Therapeutic potential of bioactive peptides against Lactococcus petauri in Nile tilapia

Lactococcus petauri is an emerging pathogen causing piscine lactococcosis in various aquatic species. This disease has been increasingly reported as a cause of mortality in aquaculture. Due to the indiscriminate use of antimicrobials and to promote viable alternatives for their replacement, bioactive peptides with antimicrobial properties can be explored as tools against bacterial infections. Thus, the objective of this study was to identify the pathogen responsible for a mortality outbreak in cage-cultured Nile tilapia (Oreochromis niloticus), assess its pathogenicity, and evaluate the therapeutic efficacy of a commercial bioactive peptide and florfenicol against L. petauri. The bacterium was isolated from affected Nile tilapia exhibiting external and internal hemorrhages, ocular opacity, anorexia, and ascites. Koch's postulates were fulfilled by inoculating healthy fish with 3.6 × 107 CFU/mL of the bacterium, which induced clinical signs of generalized hemorrhage, ascites, and melanosis. Histopathological analysis revealed severe lesions in the liver, spleen, kidney, intestine, and heart, confirming the pathogen's high virulence in Nile tilapia.
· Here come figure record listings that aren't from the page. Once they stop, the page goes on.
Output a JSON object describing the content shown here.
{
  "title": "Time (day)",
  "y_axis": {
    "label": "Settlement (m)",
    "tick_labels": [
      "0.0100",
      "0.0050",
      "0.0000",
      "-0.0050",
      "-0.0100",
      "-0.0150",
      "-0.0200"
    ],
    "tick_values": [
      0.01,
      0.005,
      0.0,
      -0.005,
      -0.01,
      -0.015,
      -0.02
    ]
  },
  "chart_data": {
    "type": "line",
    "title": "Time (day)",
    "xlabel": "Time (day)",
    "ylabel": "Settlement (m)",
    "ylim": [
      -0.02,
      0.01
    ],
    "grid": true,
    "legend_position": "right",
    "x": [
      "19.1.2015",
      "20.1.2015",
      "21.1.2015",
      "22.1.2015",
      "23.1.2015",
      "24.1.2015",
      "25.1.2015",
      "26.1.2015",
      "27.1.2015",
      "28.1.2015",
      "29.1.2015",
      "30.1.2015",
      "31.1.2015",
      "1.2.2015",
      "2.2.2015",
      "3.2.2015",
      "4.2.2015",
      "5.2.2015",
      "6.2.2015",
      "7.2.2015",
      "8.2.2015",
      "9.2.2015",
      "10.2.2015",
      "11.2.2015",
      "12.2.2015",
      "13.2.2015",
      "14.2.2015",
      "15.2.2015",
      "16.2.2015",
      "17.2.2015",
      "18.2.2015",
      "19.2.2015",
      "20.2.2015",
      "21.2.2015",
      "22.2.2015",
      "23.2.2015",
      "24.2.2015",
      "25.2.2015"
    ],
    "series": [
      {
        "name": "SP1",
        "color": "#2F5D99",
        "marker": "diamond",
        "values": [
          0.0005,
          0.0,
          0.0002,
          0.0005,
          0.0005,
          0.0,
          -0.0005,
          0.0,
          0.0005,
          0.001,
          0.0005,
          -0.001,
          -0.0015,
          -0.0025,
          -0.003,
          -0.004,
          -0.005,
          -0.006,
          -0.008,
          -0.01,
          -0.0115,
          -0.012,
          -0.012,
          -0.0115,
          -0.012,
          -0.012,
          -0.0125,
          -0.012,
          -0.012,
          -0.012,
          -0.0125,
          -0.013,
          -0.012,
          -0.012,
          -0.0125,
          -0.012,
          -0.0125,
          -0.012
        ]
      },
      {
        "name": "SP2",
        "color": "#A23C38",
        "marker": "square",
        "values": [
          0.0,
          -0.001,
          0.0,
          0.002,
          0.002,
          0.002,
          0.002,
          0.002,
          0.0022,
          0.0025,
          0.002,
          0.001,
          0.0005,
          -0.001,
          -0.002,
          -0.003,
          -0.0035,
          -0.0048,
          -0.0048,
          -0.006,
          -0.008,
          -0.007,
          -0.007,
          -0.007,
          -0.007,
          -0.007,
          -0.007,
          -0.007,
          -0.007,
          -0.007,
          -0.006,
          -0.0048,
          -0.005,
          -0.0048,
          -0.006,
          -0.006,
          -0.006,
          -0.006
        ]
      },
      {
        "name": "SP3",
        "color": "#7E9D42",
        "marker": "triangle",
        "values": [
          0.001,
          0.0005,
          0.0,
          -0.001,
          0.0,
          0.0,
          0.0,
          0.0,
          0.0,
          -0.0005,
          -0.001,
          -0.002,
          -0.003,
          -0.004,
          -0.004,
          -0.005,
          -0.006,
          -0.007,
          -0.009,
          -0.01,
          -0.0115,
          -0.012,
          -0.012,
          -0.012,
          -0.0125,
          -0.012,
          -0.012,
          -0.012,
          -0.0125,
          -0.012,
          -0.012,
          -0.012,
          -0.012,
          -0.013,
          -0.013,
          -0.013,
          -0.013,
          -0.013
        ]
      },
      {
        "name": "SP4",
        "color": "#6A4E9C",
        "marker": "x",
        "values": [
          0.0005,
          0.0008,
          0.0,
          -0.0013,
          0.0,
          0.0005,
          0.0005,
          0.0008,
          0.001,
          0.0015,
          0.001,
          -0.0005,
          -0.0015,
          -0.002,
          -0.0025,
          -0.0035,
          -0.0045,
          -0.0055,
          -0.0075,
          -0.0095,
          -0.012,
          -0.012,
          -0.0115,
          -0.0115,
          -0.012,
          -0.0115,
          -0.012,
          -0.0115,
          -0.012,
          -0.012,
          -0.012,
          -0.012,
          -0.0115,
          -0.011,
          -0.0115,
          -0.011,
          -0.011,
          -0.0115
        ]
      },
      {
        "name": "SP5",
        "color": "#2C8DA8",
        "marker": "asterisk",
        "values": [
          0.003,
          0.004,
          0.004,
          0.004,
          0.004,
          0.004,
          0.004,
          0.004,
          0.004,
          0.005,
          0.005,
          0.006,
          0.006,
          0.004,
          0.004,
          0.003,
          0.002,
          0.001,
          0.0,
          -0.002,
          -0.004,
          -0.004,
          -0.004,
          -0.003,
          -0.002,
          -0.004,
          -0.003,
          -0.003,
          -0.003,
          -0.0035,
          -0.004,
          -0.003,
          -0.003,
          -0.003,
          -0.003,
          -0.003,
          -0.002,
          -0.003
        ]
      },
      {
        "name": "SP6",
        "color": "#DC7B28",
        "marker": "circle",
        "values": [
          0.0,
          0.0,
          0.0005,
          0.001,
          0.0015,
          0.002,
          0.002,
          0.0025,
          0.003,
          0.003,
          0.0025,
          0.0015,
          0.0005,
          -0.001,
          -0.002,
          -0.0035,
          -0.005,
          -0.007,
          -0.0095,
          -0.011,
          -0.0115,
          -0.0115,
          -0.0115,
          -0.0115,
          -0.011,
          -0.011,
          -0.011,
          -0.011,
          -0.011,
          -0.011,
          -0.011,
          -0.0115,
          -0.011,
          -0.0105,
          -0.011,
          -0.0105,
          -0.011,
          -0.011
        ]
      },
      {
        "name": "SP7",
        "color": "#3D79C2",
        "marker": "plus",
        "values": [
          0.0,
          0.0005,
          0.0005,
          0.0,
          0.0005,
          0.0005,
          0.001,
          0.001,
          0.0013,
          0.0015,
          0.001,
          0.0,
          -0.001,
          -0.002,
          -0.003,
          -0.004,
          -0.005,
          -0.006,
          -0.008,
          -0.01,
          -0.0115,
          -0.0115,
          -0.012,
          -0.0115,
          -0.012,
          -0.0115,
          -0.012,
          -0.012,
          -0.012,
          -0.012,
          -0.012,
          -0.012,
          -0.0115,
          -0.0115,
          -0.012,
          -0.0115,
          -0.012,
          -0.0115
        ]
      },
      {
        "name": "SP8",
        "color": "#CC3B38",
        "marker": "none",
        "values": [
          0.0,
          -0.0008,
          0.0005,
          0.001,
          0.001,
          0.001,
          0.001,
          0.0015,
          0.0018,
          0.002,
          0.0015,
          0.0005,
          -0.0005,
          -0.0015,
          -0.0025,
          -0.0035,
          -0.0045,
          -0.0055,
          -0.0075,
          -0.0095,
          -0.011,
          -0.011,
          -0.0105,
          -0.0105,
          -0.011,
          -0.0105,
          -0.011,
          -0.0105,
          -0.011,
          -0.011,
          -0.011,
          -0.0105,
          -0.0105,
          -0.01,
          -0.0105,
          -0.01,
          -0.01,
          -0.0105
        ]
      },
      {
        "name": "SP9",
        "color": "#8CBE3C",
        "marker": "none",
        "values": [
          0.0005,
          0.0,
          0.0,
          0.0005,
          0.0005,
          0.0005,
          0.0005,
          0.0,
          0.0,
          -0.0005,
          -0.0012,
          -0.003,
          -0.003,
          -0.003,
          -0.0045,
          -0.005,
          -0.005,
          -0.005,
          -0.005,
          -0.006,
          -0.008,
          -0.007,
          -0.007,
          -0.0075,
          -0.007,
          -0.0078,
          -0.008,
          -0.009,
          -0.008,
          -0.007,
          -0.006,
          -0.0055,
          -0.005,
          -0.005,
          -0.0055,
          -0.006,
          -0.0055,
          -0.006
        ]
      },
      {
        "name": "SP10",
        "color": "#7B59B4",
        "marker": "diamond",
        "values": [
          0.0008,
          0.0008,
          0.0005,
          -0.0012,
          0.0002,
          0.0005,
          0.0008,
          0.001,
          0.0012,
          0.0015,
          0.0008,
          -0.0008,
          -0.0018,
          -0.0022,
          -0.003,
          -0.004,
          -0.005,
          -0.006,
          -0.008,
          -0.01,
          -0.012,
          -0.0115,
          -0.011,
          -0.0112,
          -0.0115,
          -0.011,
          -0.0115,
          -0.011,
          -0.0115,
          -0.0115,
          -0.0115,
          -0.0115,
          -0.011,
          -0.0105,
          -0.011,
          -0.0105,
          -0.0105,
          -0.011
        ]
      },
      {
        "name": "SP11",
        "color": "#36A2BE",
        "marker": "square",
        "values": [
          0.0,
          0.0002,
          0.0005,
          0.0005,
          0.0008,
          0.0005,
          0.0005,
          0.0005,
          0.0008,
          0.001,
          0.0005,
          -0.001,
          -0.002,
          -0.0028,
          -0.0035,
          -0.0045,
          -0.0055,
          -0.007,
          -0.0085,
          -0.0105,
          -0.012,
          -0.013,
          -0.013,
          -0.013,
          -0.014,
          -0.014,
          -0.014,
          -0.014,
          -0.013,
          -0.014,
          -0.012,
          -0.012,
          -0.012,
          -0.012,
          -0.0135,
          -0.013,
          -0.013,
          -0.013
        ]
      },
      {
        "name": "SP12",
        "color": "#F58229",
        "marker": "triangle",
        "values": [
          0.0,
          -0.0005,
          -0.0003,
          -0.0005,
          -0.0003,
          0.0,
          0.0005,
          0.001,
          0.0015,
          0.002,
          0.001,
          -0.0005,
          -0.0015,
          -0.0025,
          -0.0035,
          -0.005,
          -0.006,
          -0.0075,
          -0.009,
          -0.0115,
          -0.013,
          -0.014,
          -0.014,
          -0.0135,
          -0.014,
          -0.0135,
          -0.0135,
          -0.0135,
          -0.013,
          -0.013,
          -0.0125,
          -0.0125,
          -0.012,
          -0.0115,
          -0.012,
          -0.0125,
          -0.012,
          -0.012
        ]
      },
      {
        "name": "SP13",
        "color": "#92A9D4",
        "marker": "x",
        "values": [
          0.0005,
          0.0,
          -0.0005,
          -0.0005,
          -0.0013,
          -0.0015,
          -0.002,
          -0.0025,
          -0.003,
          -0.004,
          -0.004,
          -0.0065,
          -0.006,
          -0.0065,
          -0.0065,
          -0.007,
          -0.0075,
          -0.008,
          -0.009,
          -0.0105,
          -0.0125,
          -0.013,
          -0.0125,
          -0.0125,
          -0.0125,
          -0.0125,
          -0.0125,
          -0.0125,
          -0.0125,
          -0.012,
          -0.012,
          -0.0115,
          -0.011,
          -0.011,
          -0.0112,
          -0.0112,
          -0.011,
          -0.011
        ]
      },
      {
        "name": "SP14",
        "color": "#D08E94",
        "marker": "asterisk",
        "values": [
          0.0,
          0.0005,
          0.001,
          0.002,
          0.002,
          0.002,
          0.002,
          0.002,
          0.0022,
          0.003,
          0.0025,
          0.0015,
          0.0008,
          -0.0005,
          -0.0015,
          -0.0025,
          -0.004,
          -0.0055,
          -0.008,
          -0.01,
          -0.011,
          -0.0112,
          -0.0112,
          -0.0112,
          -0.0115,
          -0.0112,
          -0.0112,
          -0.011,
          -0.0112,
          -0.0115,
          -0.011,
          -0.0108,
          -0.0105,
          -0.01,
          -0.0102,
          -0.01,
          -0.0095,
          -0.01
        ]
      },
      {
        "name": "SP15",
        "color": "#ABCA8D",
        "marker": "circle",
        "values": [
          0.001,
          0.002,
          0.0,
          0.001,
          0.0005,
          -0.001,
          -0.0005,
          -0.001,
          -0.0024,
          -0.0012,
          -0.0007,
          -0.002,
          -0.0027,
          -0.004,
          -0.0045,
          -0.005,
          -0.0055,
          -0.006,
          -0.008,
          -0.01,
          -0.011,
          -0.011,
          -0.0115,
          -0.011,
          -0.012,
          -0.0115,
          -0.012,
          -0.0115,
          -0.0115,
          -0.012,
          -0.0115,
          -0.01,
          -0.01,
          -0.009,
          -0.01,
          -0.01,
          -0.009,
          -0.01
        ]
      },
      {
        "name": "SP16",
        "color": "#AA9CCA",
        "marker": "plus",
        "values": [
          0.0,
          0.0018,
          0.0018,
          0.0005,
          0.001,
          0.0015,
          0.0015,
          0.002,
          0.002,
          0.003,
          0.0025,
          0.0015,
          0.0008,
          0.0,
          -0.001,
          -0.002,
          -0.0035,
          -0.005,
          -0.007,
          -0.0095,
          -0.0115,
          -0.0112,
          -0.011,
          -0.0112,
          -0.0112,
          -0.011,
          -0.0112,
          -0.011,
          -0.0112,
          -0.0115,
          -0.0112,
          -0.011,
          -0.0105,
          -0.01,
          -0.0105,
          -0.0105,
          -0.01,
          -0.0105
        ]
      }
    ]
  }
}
To evaluate potential treatments, fish were divided into six groups: G1) inoculated with L. petauri and treated with 15 mg/kg of bioactive peptide via gavage; G2) inoculated and treated with 15 mg/kg of florfenicol via gavage; G3) inoculated and treated with intraperitoneal injection of bioactive peptide (15 mg/kg); G4) inoculated and left untreated; G5) treated with PBS via gavage; and G6) inoculated with PBS. After 30 days, survival rates were G1: 36.85 %, G2: 16.79 %, G3: 26.44 %, and G4: 6.7 %. Significantly higher survival was observed in groups G1, G2, and G3 compared to G4. Moreover, bacterial persistence was only absent in groups G1 and G3. The study demonstrates the effectiveness of the bioactive peptide in treating L. petauri infections and preventing bacterial persistence in Nile tilapia, suggesting it is a viable alternative to traditional antimicrobials.